No dia 15 de Maio realizou-se a Corrida da Mulher, em Santos e com destino a Belém. É uma prova desportiva exclusivamente feminina e que, este ano atingiu as 15000 participantes. Apesar de ser um alerta para o flagelo do cancro da mama, não deixa de ser uma festa, onde o convívio e a boa disposição imperam. Há música para motivar, mas, acima de tudo, o que existe é a esperança de que a doença deixe de ser mortífera, que todas as mulheres tenham acesso aos rastreios e aos respectivos tratamentos e que seja, num futuro próximo, vista como uma patologia que deixou de ser mortal. Ao receber o diagnóstico nem todas as mulheres conseguem ter a capacidade de “encaixe”, da aceitação. É uma palavra dura, que ressoa no ouvido e que implica um longo caminho, que nunca termina. São 5 anos de tratamento contínuo, de consultas, exames e vida suspensa que todas desejam que termine num final que as satisfaça. Nada voltará a ser como dantes, o medo é uma constante, mas o alerta está sempre ligado. Vive-se de modo diferente, talvez mais consciente.
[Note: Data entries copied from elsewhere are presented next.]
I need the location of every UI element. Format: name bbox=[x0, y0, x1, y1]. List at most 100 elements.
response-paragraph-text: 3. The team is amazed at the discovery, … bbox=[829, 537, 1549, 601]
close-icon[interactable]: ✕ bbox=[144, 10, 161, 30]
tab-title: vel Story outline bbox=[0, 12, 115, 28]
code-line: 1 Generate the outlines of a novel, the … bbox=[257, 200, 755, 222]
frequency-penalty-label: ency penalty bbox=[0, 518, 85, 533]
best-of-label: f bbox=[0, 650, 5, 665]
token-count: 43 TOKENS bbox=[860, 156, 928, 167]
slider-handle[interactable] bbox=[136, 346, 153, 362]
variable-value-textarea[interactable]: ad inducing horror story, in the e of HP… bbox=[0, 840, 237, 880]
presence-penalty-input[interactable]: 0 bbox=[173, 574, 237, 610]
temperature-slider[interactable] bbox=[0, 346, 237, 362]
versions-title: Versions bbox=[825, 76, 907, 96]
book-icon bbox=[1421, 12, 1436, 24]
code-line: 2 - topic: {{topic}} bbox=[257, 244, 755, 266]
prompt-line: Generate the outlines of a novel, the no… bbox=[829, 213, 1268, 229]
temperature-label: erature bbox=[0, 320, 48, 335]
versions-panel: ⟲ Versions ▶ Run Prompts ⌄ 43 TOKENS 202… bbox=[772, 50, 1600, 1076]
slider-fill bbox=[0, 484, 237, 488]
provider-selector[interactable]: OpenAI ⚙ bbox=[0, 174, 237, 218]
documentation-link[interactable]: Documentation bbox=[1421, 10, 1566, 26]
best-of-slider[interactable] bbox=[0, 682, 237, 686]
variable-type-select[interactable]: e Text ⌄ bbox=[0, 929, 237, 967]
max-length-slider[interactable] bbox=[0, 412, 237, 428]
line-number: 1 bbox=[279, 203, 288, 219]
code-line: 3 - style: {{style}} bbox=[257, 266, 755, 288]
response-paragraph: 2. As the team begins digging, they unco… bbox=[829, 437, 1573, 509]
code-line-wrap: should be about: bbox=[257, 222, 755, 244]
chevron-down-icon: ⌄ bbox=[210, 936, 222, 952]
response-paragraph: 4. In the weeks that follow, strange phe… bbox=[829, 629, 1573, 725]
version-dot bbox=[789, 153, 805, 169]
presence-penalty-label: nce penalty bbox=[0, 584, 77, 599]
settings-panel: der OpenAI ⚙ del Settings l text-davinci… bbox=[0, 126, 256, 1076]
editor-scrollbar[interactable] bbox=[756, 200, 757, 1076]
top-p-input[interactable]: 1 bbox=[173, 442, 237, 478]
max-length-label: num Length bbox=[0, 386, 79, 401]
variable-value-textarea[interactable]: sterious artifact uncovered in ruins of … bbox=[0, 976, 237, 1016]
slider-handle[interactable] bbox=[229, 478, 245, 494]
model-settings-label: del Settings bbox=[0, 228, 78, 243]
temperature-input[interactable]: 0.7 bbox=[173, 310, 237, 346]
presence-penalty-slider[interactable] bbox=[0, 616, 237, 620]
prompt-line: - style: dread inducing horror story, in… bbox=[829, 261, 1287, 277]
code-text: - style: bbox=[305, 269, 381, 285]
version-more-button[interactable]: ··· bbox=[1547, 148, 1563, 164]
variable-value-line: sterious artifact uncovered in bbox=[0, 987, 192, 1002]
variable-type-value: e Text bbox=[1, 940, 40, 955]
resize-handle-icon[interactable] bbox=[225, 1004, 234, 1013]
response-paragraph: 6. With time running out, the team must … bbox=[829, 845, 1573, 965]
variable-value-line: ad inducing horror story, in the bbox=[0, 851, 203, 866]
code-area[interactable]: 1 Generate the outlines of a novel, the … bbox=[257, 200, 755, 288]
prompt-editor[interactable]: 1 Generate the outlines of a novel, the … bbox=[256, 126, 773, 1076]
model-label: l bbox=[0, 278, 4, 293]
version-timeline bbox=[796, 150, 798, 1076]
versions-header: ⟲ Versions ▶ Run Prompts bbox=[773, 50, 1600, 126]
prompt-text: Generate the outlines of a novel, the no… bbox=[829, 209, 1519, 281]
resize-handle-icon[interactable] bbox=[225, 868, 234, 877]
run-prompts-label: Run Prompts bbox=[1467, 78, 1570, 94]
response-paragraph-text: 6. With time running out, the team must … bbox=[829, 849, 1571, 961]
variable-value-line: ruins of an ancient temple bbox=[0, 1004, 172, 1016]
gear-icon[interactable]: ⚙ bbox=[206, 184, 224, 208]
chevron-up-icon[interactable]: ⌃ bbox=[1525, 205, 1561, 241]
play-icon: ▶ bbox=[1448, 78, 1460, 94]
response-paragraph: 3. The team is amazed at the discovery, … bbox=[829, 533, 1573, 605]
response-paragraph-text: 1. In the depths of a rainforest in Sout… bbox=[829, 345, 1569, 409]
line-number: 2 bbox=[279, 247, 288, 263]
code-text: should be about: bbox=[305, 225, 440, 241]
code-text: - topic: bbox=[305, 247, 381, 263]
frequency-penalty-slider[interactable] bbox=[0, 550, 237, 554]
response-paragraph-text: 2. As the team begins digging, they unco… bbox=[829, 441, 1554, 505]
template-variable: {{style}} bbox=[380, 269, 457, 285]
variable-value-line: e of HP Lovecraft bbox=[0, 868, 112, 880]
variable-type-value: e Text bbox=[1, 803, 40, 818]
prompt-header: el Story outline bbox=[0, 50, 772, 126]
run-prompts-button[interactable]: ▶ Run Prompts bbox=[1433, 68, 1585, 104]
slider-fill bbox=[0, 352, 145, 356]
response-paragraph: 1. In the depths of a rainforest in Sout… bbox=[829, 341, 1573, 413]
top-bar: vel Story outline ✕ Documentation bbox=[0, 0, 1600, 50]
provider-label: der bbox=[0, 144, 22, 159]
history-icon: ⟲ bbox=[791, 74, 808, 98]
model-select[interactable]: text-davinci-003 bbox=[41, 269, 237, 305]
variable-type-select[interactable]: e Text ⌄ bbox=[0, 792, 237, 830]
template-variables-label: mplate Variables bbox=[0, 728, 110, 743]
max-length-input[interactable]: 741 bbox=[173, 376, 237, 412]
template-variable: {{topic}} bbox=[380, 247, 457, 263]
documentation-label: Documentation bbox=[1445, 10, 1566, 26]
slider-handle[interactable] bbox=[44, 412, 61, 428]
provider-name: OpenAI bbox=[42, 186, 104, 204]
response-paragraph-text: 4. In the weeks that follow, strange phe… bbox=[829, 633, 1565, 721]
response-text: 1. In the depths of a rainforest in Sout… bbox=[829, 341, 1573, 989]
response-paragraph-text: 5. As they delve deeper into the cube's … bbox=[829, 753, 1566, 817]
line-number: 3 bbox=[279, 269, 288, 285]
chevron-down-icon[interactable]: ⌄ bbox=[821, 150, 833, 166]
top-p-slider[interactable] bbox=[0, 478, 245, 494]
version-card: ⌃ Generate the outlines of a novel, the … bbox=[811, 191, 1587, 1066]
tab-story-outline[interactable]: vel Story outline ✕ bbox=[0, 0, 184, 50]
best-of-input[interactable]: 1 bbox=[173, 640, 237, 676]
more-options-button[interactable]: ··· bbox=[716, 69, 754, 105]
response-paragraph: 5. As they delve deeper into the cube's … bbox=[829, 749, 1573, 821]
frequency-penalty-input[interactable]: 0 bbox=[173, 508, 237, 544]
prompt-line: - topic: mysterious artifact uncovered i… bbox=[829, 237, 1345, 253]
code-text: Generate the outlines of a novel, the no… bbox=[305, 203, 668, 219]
O que faz correr estas mulheres? O que as motiva? Josefina, na casa dos 60, veio de Palma e é a 4ª vez, “porque a minha filha teve um problema no peito” e quer mostrar que está solidária com todas estas mulheres, Lucília, um pouco mais nova, de Alcácer do Sal, vem todos os anos “porque é uma doença que as pessoas não ligam”. Estão juntas e dançam como se fossem adolescentes. Natércia, na casa dos 30, de Lisboa, vem caminhar com a sobrinha”, porque temos de estar atentas para a realidade”, Luísa de 60 anos, vem desde o início “porque na escola onde trabalhei vi muitas professoras e colegas a sofrerem da doença”, Carmo, 40 anos, vem pela primeira vez e “está mais atenta desde que soube de um caso muito próximo”. Porém, são tantas e todas tão motivadas que é impossível ficar indiferente a esta alegria, a esta boa vontade e, sobretudo, a esta solidariedade rosa que as une e tranquiliza. Algumas vêm em grupos, outras sozinhas e outras ainda empurram carrinhos de bebé. Não há limites, não existem fronteiras para algo tão malévolo e tão mortal como esta doença. São 83% de taxa de sucesso mas os 7% ainda são reais e, por isso, é necessário que as mulheres possam alertar, chamar a atenção e lutar com todas as suas forças e que as guerreiras, as lutadoras consigam ultrapassar as etapas finais e recuperem aquela esperança de que amanhã o sol voltará a nascer e que o seu testemunho foi útil para as outras.